Letter from the Director 2014

It has been five years since the Center for the Humanities was established at the University of Miami. During fall 2013, we concluded a review of the Center and its administration as mandated by the University’s Faculty Senate. As external reviewers, three Center directors—Victor Bailey, Hall Center for the Humanities, University of Kansas; Susan Stanford Friedman, Institute for Research in the Humanities, University of Wisconsin, Madison; and S. Hollis Clayson, Alice Kaplan Institute for the Humanities, Northwestern University—conducted extensive interviews with faculty and dissertation fellows, conveners of research groups, chairs of humanities departments, and reported their findings to the Dean of the College of Arts and Sciences and the Provost. The Center also conducted a survey of students and faculty to gather their assessment of the Center’s programs. 

I am very happy to report that both the surveys and the external review were highly favorable. In the survey, 100% of the active humanities faculty responded that the Center is “very effective” or “somewhat effective” (overwhelmingly “very effective” by a 3 to 1 margin) in the following areas: “Acting as a catalyst for interdisciplinary work”; “Creating a vibrant intellectual environment on campus”; and “Providing a strong voice for the humanities within the University.” 

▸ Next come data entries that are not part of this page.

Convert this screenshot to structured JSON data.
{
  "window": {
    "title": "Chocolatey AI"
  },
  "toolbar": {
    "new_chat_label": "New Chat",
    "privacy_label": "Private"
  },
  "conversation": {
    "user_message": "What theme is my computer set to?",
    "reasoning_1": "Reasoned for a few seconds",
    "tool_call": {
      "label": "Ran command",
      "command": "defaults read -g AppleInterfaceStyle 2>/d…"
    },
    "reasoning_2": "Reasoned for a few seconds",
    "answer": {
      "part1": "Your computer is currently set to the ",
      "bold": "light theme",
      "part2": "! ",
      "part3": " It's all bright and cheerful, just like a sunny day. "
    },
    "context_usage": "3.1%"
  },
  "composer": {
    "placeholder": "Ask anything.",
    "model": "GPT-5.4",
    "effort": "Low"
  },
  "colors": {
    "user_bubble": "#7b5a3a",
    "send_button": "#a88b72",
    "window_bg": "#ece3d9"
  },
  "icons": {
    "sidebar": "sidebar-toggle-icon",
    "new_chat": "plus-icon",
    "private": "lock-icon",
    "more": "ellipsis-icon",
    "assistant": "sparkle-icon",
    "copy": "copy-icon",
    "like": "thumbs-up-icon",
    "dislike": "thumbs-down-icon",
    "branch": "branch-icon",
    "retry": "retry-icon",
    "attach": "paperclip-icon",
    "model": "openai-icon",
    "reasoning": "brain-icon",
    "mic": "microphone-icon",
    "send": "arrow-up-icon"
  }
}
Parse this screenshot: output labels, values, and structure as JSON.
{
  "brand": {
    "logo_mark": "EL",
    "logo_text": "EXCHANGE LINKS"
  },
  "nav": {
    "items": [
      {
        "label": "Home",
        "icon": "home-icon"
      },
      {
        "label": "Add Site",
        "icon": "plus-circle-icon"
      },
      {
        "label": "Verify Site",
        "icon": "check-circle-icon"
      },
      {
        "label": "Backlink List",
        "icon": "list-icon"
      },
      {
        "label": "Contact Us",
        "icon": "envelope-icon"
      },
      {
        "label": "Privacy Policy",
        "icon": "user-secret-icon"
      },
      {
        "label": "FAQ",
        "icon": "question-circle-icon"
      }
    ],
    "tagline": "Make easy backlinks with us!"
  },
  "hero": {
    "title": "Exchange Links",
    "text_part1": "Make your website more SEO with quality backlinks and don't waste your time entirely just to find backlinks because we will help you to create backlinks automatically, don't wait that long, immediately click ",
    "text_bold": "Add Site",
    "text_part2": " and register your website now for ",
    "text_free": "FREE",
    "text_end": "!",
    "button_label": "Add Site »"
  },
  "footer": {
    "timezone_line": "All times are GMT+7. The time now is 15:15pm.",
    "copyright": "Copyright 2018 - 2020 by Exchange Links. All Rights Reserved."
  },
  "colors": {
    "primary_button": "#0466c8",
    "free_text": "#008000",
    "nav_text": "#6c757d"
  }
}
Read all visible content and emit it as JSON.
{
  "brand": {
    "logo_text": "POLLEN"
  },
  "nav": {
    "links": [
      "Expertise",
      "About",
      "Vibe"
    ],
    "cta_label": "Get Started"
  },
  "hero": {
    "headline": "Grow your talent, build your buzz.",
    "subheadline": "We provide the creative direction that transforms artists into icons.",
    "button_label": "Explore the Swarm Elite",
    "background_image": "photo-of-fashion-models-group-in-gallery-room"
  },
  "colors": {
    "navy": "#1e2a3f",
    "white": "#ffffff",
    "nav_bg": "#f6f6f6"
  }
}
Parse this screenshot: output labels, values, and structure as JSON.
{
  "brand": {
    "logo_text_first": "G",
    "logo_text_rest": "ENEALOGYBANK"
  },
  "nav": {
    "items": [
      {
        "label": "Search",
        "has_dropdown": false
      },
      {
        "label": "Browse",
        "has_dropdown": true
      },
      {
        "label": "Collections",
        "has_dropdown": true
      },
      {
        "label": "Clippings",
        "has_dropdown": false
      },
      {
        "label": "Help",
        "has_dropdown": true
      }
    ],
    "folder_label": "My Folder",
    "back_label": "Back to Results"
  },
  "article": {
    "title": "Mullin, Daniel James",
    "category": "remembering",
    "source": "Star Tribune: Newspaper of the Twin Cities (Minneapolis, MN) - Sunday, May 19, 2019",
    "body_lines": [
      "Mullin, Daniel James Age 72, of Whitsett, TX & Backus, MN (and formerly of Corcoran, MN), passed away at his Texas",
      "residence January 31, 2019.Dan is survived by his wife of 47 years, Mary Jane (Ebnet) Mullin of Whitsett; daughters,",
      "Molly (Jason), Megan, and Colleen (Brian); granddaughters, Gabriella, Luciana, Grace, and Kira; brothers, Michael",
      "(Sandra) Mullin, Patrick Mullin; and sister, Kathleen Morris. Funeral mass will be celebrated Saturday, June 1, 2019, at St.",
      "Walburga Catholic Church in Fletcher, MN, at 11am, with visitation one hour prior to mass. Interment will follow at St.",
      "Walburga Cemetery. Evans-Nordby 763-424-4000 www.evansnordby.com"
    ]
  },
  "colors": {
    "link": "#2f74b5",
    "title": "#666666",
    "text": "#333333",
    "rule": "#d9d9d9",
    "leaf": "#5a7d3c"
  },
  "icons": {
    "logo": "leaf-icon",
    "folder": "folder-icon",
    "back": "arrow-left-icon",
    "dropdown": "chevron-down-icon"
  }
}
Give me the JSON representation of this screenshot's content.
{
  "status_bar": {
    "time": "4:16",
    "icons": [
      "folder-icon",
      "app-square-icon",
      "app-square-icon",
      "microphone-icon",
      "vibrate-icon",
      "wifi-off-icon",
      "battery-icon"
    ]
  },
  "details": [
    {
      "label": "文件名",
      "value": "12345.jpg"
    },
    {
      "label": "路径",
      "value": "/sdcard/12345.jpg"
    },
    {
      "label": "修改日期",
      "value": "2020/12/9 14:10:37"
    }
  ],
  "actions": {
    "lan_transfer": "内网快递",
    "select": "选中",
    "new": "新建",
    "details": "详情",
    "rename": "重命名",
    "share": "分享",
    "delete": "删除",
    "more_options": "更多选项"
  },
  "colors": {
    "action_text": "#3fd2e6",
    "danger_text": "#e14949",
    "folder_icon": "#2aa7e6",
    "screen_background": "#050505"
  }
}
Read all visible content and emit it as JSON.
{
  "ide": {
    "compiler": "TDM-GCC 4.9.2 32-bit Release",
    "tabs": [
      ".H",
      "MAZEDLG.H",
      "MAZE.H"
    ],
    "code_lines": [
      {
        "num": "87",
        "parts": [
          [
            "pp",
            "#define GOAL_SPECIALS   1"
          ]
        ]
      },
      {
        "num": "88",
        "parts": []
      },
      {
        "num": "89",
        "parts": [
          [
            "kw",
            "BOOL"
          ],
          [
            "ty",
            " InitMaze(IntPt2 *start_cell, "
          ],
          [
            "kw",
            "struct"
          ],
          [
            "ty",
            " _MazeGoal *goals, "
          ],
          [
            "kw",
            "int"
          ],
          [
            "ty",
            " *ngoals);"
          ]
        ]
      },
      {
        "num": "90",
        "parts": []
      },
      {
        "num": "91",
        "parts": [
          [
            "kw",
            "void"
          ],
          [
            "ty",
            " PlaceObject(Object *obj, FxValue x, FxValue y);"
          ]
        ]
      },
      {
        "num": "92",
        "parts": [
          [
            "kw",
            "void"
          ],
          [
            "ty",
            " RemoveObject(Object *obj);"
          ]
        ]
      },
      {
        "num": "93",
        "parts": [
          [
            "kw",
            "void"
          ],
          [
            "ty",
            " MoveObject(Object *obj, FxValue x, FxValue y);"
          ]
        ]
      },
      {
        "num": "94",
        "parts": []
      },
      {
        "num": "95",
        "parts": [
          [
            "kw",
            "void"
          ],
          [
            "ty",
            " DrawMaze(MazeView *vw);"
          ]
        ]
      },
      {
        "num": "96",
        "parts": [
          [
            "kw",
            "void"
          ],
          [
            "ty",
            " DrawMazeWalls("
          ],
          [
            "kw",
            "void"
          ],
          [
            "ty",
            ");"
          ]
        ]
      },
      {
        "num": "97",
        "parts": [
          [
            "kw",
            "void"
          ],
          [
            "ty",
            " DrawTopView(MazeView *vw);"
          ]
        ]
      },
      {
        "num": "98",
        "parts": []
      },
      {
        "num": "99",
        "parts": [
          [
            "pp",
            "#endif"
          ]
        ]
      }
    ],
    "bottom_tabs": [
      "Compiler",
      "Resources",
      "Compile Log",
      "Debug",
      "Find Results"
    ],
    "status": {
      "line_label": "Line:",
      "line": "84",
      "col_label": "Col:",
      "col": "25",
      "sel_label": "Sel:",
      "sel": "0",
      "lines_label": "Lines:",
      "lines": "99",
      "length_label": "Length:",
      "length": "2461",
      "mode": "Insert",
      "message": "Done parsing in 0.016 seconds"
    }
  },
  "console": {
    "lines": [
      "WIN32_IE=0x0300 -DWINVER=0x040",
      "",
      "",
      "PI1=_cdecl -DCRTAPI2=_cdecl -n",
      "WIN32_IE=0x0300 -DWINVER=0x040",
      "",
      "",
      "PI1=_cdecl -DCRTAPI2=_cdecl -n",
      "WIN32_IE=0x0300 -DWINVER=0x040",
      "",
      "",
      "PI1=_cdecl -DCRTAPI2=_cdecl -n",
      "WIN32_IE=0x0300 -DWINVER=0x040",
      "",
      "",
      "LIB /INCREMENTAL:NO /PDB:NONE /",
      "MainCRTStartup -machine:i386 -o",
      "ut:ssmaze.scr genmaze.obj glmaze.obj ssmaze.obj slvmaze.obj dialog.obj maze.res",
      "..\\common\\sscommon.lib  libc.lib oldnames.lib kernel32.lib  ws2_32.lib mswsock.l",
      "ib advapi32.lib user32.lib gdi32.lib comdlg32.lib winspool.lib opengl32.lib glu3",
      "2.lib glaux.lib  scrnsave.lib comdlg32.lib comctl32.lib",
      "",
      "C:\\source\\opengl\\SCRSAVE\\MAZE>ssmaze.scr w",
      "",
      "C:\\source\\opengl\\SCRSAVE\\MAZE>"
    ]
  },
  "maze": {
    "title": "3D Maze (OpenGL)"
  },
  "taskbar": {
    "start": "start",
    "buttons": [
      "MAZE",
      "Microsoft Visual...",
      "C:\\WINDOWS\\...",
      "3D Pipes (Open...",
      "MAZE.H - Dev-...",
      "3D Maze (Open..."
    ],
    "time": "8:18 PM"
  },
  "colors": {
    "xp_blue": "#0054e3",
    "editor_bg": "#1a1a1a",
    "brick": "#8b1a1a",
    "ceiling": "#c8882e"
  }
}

The reviewers stated that since its inception, the Center “has succeeded in becoming central to the intellectual life of the College of Arts and Sciences at the University of Miami both in and beyond the humanities, [and] it has favorably impacted sectors of the broader University and general public as well. Its initiatives and advocacy for the humanities have been especially important to the active members of the humanities faculty, whose scholarship is fostered and stimulated by its programs; but the Center’s programs have positively affected non-Humanities faculty, and graduate and undergraduate students along with members of the broader Miami community.” The reviewers emphasized the importance of the research fellowships and interdisciplinary research groups for faculty development, stating that the fellowship program “has had an enormous impact by fostering interdisciplinary dialogue in the humanities, enhancing faculty and graduate student research.” Concerning the research groups, they stated: “We are especially impressed with how many concrete research products (books, journal issues, journals) come out of these groups, as well as other Center symposia.” The reviewers concluded, “More than one faculty member we interviewed expressed the opinion that the excellence of the Center for the Humanities has helped the University of Miami become a real research university. The Center for the Humanities is emphatically something that the University should continue to support.” 

2013-14 also brought three Henry King Stanford Distinguished Professors, Dava Sobel, Victor Mair, and Alma Guillermoprieto, who each held a variety of programs aimed at both faculty and students, both graduate and undergraduate, in diverse disciplines. The Center helped organize and secure funding for the “Thinking Queer Activism Transnationally” symposium sponsored by the Center’s Queer Studies Research Group. The Center also presented a number of workshops and seminars for faculty and graduate students: one on grant-writing led by Arthur Marotti; another on mentoring, led by Marotti and Susanne Woods; and yet two others on digital pedagogy and presentation software led by Shigehisa Kuriyama.

Two new initiatives that the Center supported are programs addressing the question of expanding career opportunities for humanities Ph.D.s and exploring opportunities and possibilities in digital humanities research. 

Responding to the external reviewers’ praise of our interdisciplinary research groups, the faculty board approved three new groups: Digital Humanities; Modernities; and the Graduate Students’ Critical Theory Group, organized and led by graduate students. 

For 2014-15, the Center has invited as Henry King Stanford Distinguished Professors Robert Proctor, Professor of History of Science at Stanford and a specialist on 20th- century science, technology, and medicine (September, 2014); Rita Dove, former US Poet Laureate and a Commonwealth Professor at the University of Virginia (February, 2015); and William Wallace, Barbara Murphy Bryant Distinguished Professor of Art History at Washington University in St. Louis and the world’s foremost authority on Michelangelo (April, 2015). In addition, we will present as the inaugural Edith Bleich speaker Carol Berkin, Presidential Professor of American Colonial and Revolutionary History and Women’s History at CUNY Graduate Center (October, 2015). We have also organized a series of lectures and seminars throughout the year on Digital Humanities in collaboration with the College of Arts and Sciences and Otto G. Richter Library.

I take this occasion to thank the Center’s faculty board for their counsel, and our Dean of the College of Arts and Sciences, Leonidas G. Bachas, our Provost Thomas  J. LeBlanc, and our President Donna E. Shalala, for their ongoing support of the Center and the Humanities. I also acknowledge the hard work of our Associate Director Kyle Siebrecht, Administrative Assistant Zureyka Carsi, and Secretary Claudia Cuador, as well as Student Assistants Amelia Abe, Jennifer North, Samantha Richard, Devin Weinstein, and Micah Weinstein.